Sunday, May 17, 2020

Down the Bee Boardwalk to Orientation

Even though we've been beekeeping for four years now, I realize that I'll have to sort of usher people unfamiliar with our operation into what they're looking at. I guess you could call it orientation.

We planned to just start with one hive, but after talking to our beekeeping mentors it became clear that a minimum of two was the consensus. With two hives you gain the valuable ability to compare and contrast. You can see if one hive is obviously stronger or weaker, more or less productive, more or less chill or combative-- there's a wide variety of great analysis at your fingertips when you have a sample size greater than one.

Perhaps even more importantly, you can share resources between the hives. If one hive is weaker than the other, you can redistribute the next generation of bees to balance things out. If one queen is poorer than the other, then you can re-queen from your better hive. You get the idea.
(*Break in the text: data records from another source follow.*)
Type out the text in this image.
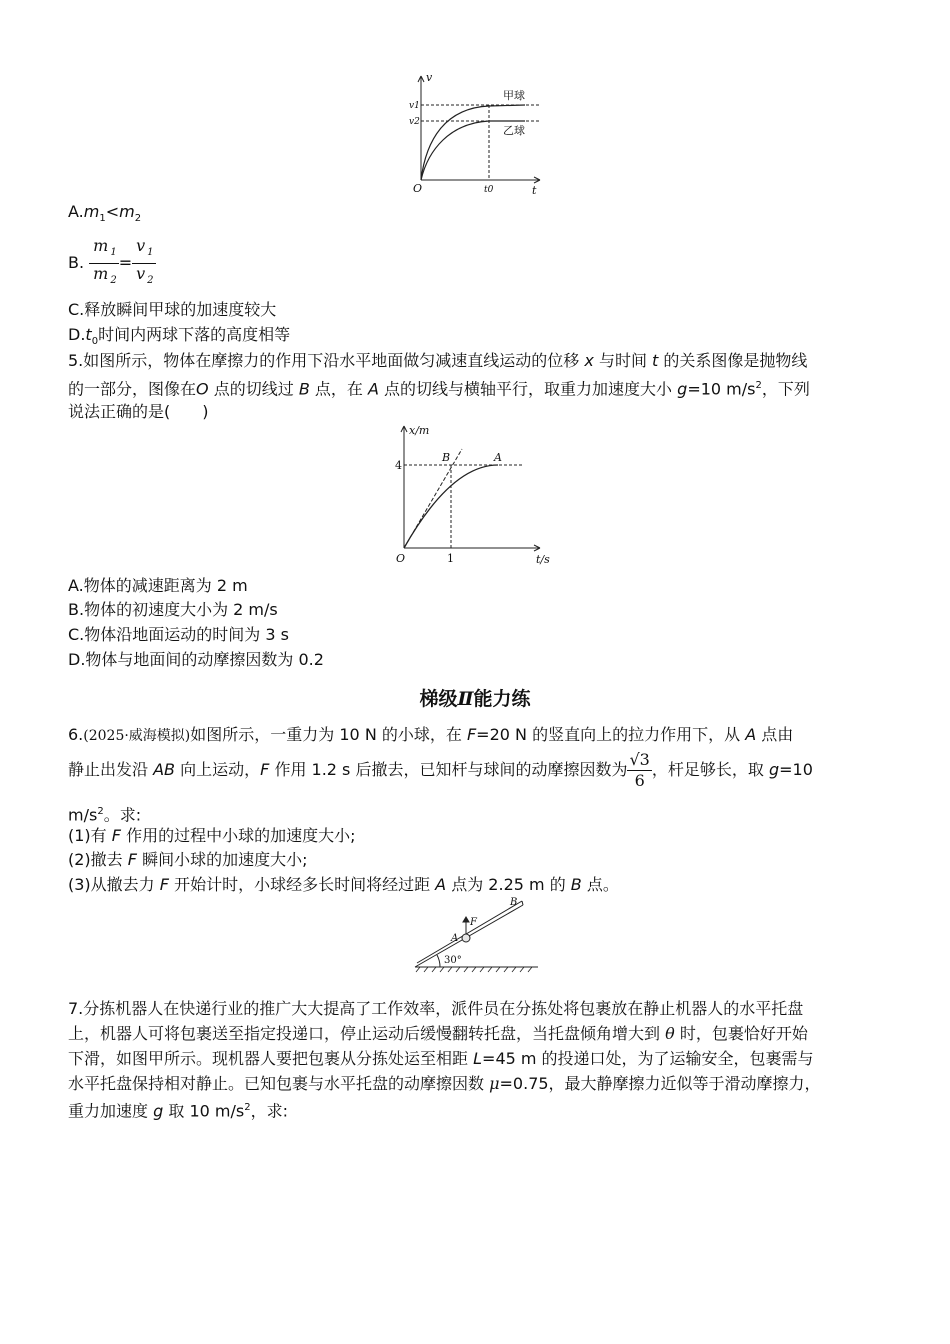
v
t
O
v1
v2
t0
甲球
乙球
$A.m_1<m_2$
B. $\frac{m _1}{m _2} = \frac{v _1}{v _2}$
C.释放瞬间甲球的加速度较大
$D.t_0$时间内两球下落的高度相等
5.如图所示，物体在摩擦力的作用下沿水平地面做匀减速直线运动的位移 x 与时间 t 的关系图像是抛物线
的一部分，图像在O 点的切线过 B 点，在 A 点的切线与横轴平行，取重力加速度大小 g=10 $m/s^2$，下列
说法正确的是(　　)
x/m
t/s
O
4
1
B	A
A.物体的减速距离为 2 m
B.物体的初速度大小为 2 m/s
C.物体沿地面运动的时间为 3 s
D.物体与地面间的动摩擦因数为 0.2
梯级Ⅱ能力练
6.(2025·威海模拟)如图所示，一重力为 10 N 的小球，在 F=20 N 的竖直向上的拉力作用下，从 A 点由
静止出发沿 AB 向上运动，F 作用 1.2 s 后撤去，已知杆与球间的动摩擦因数为 $\frac{√3}{6}$ ，杆足够长，取 g=10
$m/s^2$。求:
(1)有 F 作用的过程中小球的加速度大小;
(2)撤去 F 瞬间小球的加速度大小;
(3)从撤去力 F 开始计时，小球经多长时间将经过距 A 点为 2.25 m 的 B 点。
A
F
B
30°
7.分拣机器人在快递行业的推广大大提高了工作效率，派件员在分拣处将包裹放在静止机器人的水平托盘
上，机器人可将包裹送至指定投递口，停止运动后缓慢翻转托盘，当托盘倾角增大到 θ 时，包裹恰好开始
下滑，如图甲所示。现机器人要把包裹从分拣处运至相距 L=45 m 的投递口处，为了运输安全，包裹需与
水平托盘保持相对静止。已知包裹与水平托盘的动摩擦因数 μ=0.75，最大静摩擦力近似等于滑动摩擦力，
重力加速度 g 取 10 $m/s^2$，求:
So that's why we have 5 hives.

OOPS.

Well, it was intended that way, but if two is good then five is awesome! No really, it was quite accidental.

The first two hives are cleverly named for where they sit relative to one another, West Hive and East Hive. Then we had the opportunity to try our a new genetic family of bees that were out of Purdue University, so we decided that was worth exploring and trying to help the greater good. That became our third hive, which we call (inventively) the Purdue Hive.

At a beekeeping conference we won a white Styrofoam-construction nuc (which is sort of a like a half-hive and not one you harvest honey from, think of them as backup colonies or extra resource farms where you move things in and out of the main full-size hives for various reasons). That nuc joined another nuc we had just purchased to become our two backup resources.

Our chosen location for the bees is maybe not the best for making honey, but it's really great for making bees. The two nucs give us a valuable tool for trying to mitigate and contain swarming. This past year was the first one we over-wintered the white nuc, mainly because the queen was awesome, but previous to that we have consolidated everyone into a main hive for winter.

We're in the midst of swarm season right now, so the green nuc has been repopulated to try and lower the population crunch in the main hives to reduce their desire to spread out by swarming. We weren't quite fast enough though and we think the white nuc already swarmed... but that's a discussion for another time.

Anyway, so that's the short story of where we are and what each colony is called.